Altro argomento molto sentito è quello del costo dei libri, che viene visto come un deterrente per l'acquisto e la lettura. Premesso che io stessa, come ho già detto più volte, credo che in alcuni casi il prezzo del libro sia esagerato, soprattutto in relazione a quanto viene effettivamente offerto (cartonato da dodici kg, scritto in carattere diciotto, per aumentare il volume e quindi giustificare, in qualche modo, i 18-20€, se non anche 25€, del prezzo di copertina), questa mi sembra, francamente, una delle scuse più insensate mai sentite. Esistono le biblioteche. Esiste il bookcrossing. Esistono le offerte, le promozioni, i libri usati, gli scambi. Modi per leggere senza spendere un euro, o spendendone proprio pochi, ce ne sono eccome. Se solo si vogliono sfruttare.
E poi adesso arrivano le detrazioni fiscali: 1000 € per la scolastica, 1000€ per tutti gli altri libri saranno detraibili del 19% a partire, forse, da quest'anno (dichiarazione del 2014). Un ulteriore incentivo, stimolo, all'acquisto che però, onestamente, più che portare in libreria lettori nuovi darà una mano a quelli già attivi. Che è meglio di niente, sicuramente (e io sto gongolando da quanto è uscita la notizia, sia chiaro), ma che non so quanto possa risolvere il problema e incentivare la lettura di chi di libri proprio non vuol sentire parlare.

Non credo neanche che il problema sia l'avvento della tecnologia, degli smartphone, di internet e dei videogiochi. Io ho uno smartphone, lavoro al pc tutto il giorno, sempre connessa a internet e leggo comunque tantissimo. E come me molti, moltissimi altri. Anzi, internet è stato più e più volte un ulteriore stimolo, uno strumento efficace per portarmi a conoscere nuovi libri che altrimenti non avrei mai conosciuto. Quando ero più giovane e avevo più tempo, giocavo anche ai videogame (con delle sessioni di The Sims e di Age of Empire che duravano ore). Eppure leggevo e leggo. E come me, sono sicura molti, moltissimi altri.
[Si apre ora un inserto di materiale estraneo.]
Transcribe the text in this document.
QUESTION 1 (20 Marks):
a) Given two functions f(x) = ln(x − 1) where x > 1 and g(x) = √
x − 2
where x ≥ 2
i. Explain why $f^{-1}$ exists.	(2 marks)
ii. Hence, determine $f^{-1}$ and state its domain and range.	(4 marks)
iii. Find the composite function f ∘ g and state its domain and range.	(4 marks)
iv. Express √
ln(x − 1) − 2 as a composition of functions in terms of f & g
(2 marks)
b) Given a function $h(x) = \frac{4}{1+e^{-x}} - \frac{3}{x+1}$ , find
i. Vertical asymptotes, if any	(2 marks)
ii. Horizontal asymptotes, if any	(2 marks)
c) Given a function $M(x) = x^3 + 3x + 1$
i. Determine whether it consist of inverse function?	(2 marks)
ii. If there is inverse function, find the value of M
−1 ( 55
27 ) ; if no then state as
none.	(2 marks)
E poi c'è lei. La tv, che forse forse un po' di responsabilità per l'abbassamento del livello culturale in Italia ce l'ha. Programmi idioti, spesso volgari, con conduttrici e conduttori che fanno del trash e dell'eccessivamente tragico il loro cavallo di battaglia, portando in qualche modo al loro livello le menti con un po' meno senso critico di altre di chi li guarda. (E il problema è che poi questi stessi conduttori scrivono libri, altrettanto idioti, che vendono).

©Virginia Mori
Secondo me, il problema principale è la pigrizia che ha colpito un po' tutti. Il "non riesco a fare tutto" e quindi non leggo. Il "perché devo sforzarmi di leggere un libro quando posso vedere il film?" o "la biblioteca è lontana". Da dove arrivi questa idea che leggere sia un'attività faticosa, onestamente, non lo capisco. Capisco la problematica del tempo, quella sì, ma non può valere sempre.
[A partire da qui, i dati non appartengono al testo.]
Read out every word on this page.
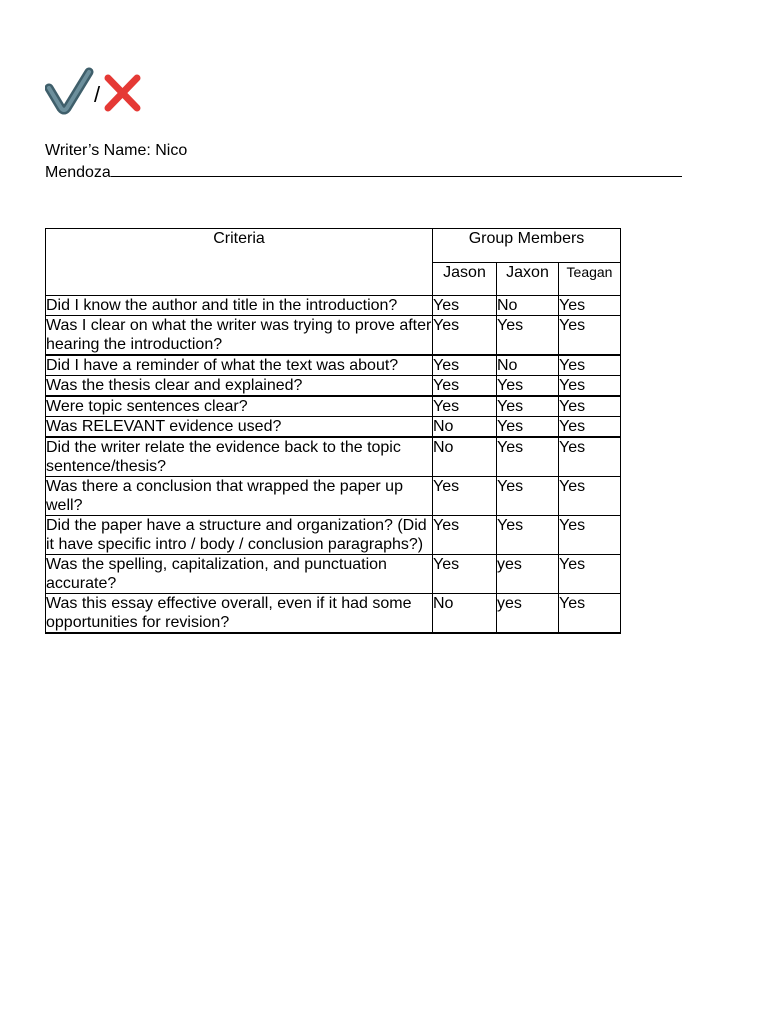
/
Writer’s Name: Nico
Mendoza
Criteria	Group Members		
	Jason	Jaxon	Teagan
Did I know the author and title in the introduction?	Yes	No	Yes
Was I clear on what the writer was trying to prove after hearing the introduction?	Yes	Yes	Yes
Did I have a reminder of what the text was about?	Yes	No	Yes
Was the thesis clear and explained?	Yes	Yes	Yes
Were topic sentences clear?	Yes	Yes	Yes
Was RELEVANT evidence used?	No	Yes	Yes
Did the writer relate the evidence back to the topic sentence/thesis?	No	Yes	Yes
Was there a conclusion that wrapped the paper up well?	Yes	Yes	Yes
Did the paper have a structure and organization? (Did it have specific intro / body / conclusion paragraphs?)	Yes	Yes	Yes
Was the spelling, capitalization, and punctuation accurate?	Yes	yes	Yes
Was this essay effective overall, even if it had some opportunities for revision?	No	yes	Yes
E l'altro grosso, grossissimo problema è che la lettura viene spesso vista come un'alternativa a qualcos'altro. Se spendo i soldi per lo smartphone non li posso spendere per i libri. Se spendo i soldi per una pizza non li posso spendere per i libri. Se compro i piatti di carta (che poi questa "notizia", riportata su Officine Masterpiece, mi ha fatto un po' ridere, perché è come dire che si spende più di detersivi o di assorbenti che non di libri... i paragoni vanno fatti tra oggetti di uguale o simile portata), non posso comprare i libri. Finché persino dall'alto verranno fatti questi paragoni, finché si contrapporrà la lettura a tutto il resto, secondo me, non si andrà da nessuna parte. Si può fare tutto: avere lo smartphone ma anche un libro in borsa, mangiare una pizza fuori (o in casa, o dove vi pare) e nel mentre parlare di libri con i vostri compagni di cena, e idem comprare i piatti di carta, i videogiochi, etc etc etc. Se si vuole, si può fare tutto.
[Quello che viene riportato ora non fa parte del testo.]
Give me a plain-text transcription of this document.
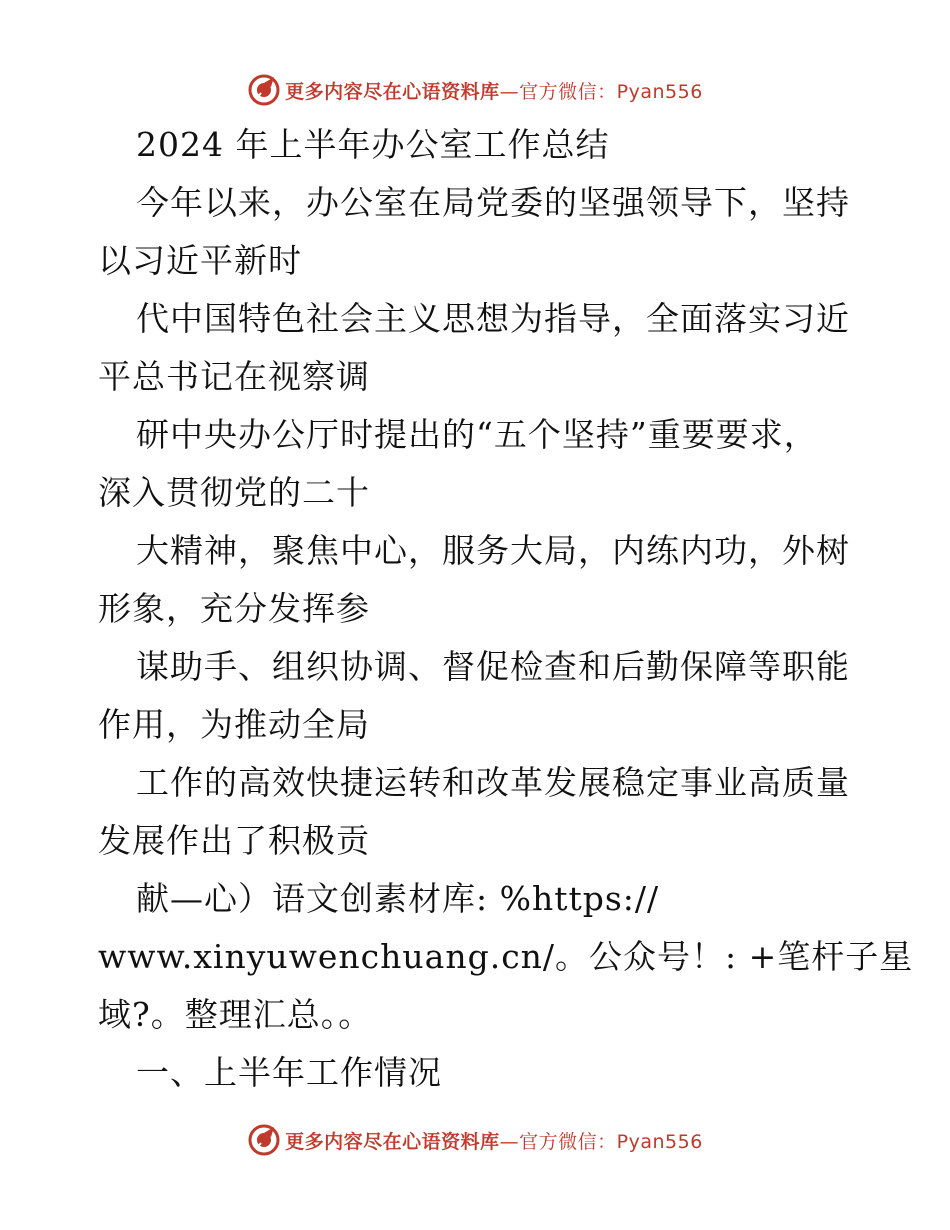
更多内容尽在心语资料库—官方微信：Pyan556
2024 年上半年办公室工作总结
今年以来，办公室在局党委的坚强领导下，坚持
以习近平新时
代中国特色社会主义思想为指导，全面落实习近
平总书记在视察调
研中央办公厅时提出的“五个坚持”重要要求，
深入贯彻党的二十
大精神，聚焦中心，服务大局，内练内功，外树
形象，充分发挥参
谋助手、组织协调、督促检查和后勤保障等职能
作用，为推动全局
工作的高效快捷运转和改革发展稳定事业高质量
发展作出了积极贡
献—心）语文创素材库: %https://
www.xinyuwenchuang.cn/。公众号！: +笔杆子星
域?。整理汇总。。
一、上半年工作情况
更多内容尽在心语资料库—官方微信：Pyan556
Cosa fare quindi per invogliare i non lettori a diventare lettori? Come si fa a far capire loro cosa si stanno perdendo, a causa della loro pigrizia? Onestamente, non lo so. Regalare o prestare loro dei libri, trascinarli a presentazioni, a fiere o anche solo il libreria e in biblioteca, per dieci minuti, tutte le settimane. Raccontare loro dei propri viaggi di carta o dei propri amici d'inchiostro. Sbattergli qualcosa sulla testa finché non rinsaviscono (ok, questo rimedio è un po' violento, non fatelo magari).
Non so quali di queste cose potranno effettivamente funzionare. Ma tentare non ci costa nulla, no?